Ç Aydın, İ Kırıştıoğlu, H Doğruyol
Uludağ Üniversitesi Tıp Fakültesi Çocuk Cerrahisi Anabilim Dalı, BURSA

Giriş ve Amaç: Asemptomatik safra kesesi taşları için tedavi halen tartışmalı olmakla birlikte laparoskopik kolesistektomi (LK) safra kesesi taşlarının tedavisinde altın standarttır. Bu çalışmada, LK sonuçlarımızı sunmayı amaçladık.

Metot: Vücut kitle indeksi (VKİ) 25’ten büyük olan, serum transaninaz ve amilaz değerleri referans aralığına göre yükseklik göstermiş olan hastalar belirlendi. Cerrahi tekniği güçleştiren safra kesesine ait yapışıklık, enflamasyon, ödem ve karaciğere aşırı gömülü oluş gibi durumlar komplike kese olarak isimlendirildi. Görüntüleme yöntemleriyle tespit edilmiş taş boyutları ve sayısı kaydedildi. En büyük taş boyutu 5 mm ve altında olan hastalar milimetrik taşlı hasta kabul edildi. Oluşturulan hasta grupları cinsiyet, yaş ortalaması, VKİ ortalaması, risk faktörü bulunan hasta oranı, taş boyutu ortalaması, transaminaz ve amilaz yüksekliği olan hasta sayısı, komplike kese oranları açısından karşılaştırılıp istatiksel analiz yapıldı.  

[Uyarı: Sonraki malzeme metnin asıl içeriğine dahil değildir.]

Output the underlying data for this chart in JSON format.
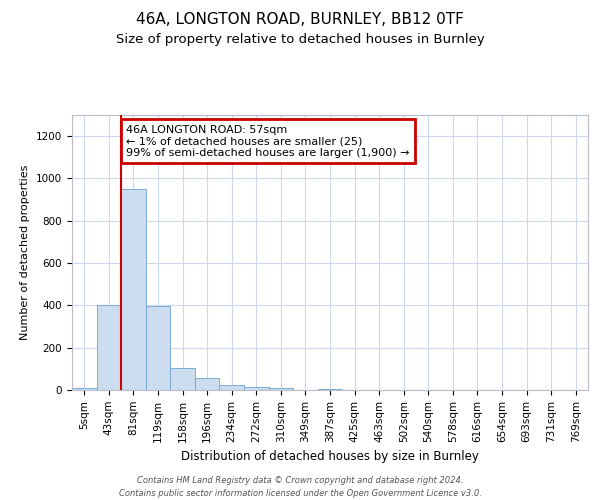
{
  "title1": "46A, LONGTON ROAD, BURNLEY, BB12 0TF",
  "title2": "Size of property relative to detached houses in Burnley",
  "xlabel": "Distribution of detached houses by size in Burnley",
  "ylabel": "Number of detached properties",
  "categories": [
    "5sqm",
    "43sqm",
    "81sqm",
    "119sqm",
    "158sqm",
    "196sqm",
    "234sqm",
    "272sqm",
    "310sqm",
    "349sqm",
    "387sqm",
    "425sqm",
    "463sqm",
    "502sqm",
    "540sqm",
    "578sqm",
    "616sqm",
    "654sqm",
    "693sqm",
    "731sqm",
    "769sqm"
  ],
  "values": [
    10,
    400,
    950,
    395,
    105,
    55,
    25,
    15,
    10,
    0,
    5,
    0,
    0,
    0,
    0,
    0,
    0,
    0,
    0,
    0,
    0
  ],
  "bar_color": "#ccddf0",
  "bar_edge_color": "#7aadd4",
  "vline_x": 1.5,
  "vline_color": "#cc0000",
  "annotation_text": "46A LONGTON ROAD: 57sqm\n← 1% of detached houses are smaller (25)\n99% of semi-detached houses are larger (1,900) →",
  "annotation_box_color": "#cc0000",
  "ylim": [
    0,
    1300
  ],
  "yticks": [
    0,
    200,
    400,
    600,
    800,
    1000,
    1200
  ],
  "footer1": "Contains HM Land Registry data © Crown copyright and database right 2024.",
  "footer2": "Contains public sector information licensed under the Open Government Licence v3.0.",
  "background_color": "#ffffff",
  "grid_color": "#ccd8ee",
  "title1_fontsize": 11,
  "title2_fontsize": 9.5,
  "ylabel_fontsize": 8,
  "xlabel_fontsize": 8.5,
  "tick_fontsize": 7.5,
  "footer_fontsize": 6,
  "ann_fontsize": 8
}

Bulgular: Çalışmamızda 71’i kız, 71’i erkek olmak üzere 142 hasta vardı. Serimizde 2006-2010 yılları arasında 35 hastaya LK yapılmışken son 4 yılda 107 hastaya ulaşmış olduğu saptandı. Erken çocuklukta erkek (%63), adölesan dönemde ise kız hasta (%62) sayısı belirgin olarak daha fazla idi. VKİ > 25 olan (n:23) hastaların %82’sı kız idi, yaş ortalaması (14,4 yıl) belirgin olarak daha yüksek ve komplike kese oranı daha fazlaydı. Hastalarımızın 33’ü (%23,23) asemptomatik, 109’u (%76,76) ise semptomatik idi. Asemptomatik hastalarda risk faktörü içeren daha fazla hasta (%78,8) vardı (p=0,001). Asemptomatik ve semptomatik hastalar arasında cinsiyet, VKİ, yaş, taş boyutu, taş sayısı, komplike kese oranı açısından ise anlamlı bir farklılık saptanmadı. Hastalarımızın %54,4’ünde risk faktörleri mevcut olup, hemolitik hastalık (%17,6) en sık görülen risk faktörü idi. Serimizde 2 hastada (%1,4) diseksiyon zorluğu ve koledok yaralanması nedeniyle açık cerrahiye geçilmesi gerekmiştir. Peroperatif komplikasyon; koledok yaralanması ve sistik arter kanaması olup 2 hastada (%1,4) mevcuttu. Sepsis; bir hastada (%0,7) gelişmiş tek ciddi postoperatif komplikasyondu. Asemptomatik hastalarda komplikasyon izlenmedi. Serimizde LK’ye bağlı mortalite veya morbiditeye saptanmadı.

Sonuç: Laparoskopik kolesistektomi çocuklarda güvenli, konforlu ve estetik sonuçları çok iyi olan bir tedavi yöntemidir. LK son yıllarda asemptomatik seçilmiş hastalarda da yaygın kullanılan bir teknik haline gelmiştir. Çocuk LK’lerinde uygulamanın artmasıyla açık kolesistektomiye geçme oranı düşmektedir. Çocuklarda safra kesesi taşı yönetimi ile ilgili geniş serilerle, çok merkezli ve çok boyutlu daha fazla çalışmaya ihtiyaç olduğunu düşünmekteyiz.